Il rapporto tra Papa Leone XIV e Donald Trump
A poco meno di un anno dall’inizio del suo pontificato, Papa Leone XIV continua a ribadire con decisione il suo messaggio di pace. Una parola che il pontefice ha inserito in ogni suo discorso, persino il primo subito dopo l’elezione. “La pace sia con voi”, aveva dichiarato dalla loggia papale davanti a una piazza San Pietro gremita di fedeli e curiosi quell’8 maggio 2025.
Un messaggio che si scontra direttamente con le azioni del suo concittadino.
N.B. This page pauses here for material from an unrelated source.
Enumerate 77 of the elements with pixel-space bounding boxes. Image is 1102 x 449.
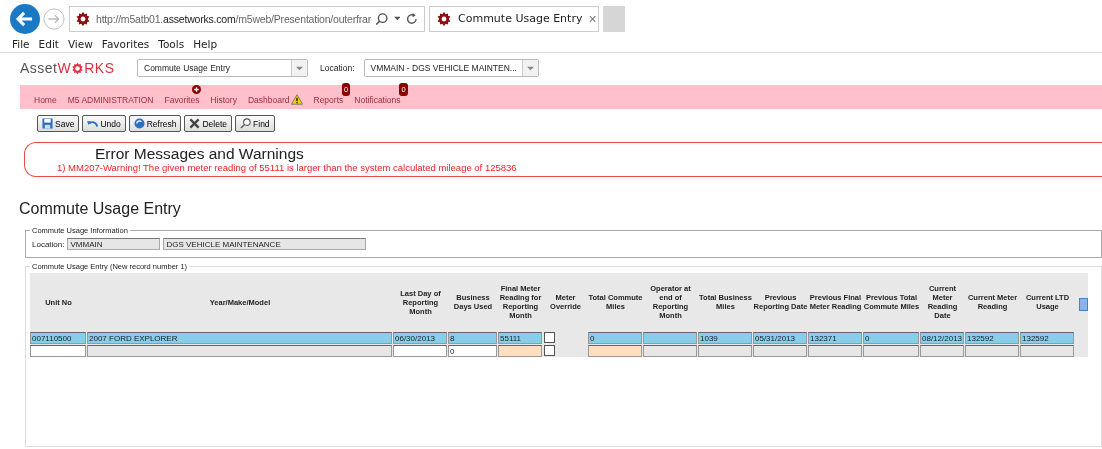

Se inizialmente si pensava che l’elezione di Prevost potesse rappresentare un’influenza Usa sulla Chiesa cattolica, questo primo anno di pontificato ha eliminato ogni dubbio in merito. Donald Trump, al culmine dell’esasperazione, non ha quindi esitato a rivendicare un ruolo nell’elezione di Prevost. “Se io non fossi alla Casa Bianca, tu non saresti a Roma”, ha scritto sul social Truth, attirandosi le critiche del Vaticano e di buona parte dei cattolici statunitensi. Una mossa che potrebbe avere gravi conseguenze sui suoi sondaggi, già indeboliti dalle conseguenze economiche che il conflitto in Iran sta causando negli Usa.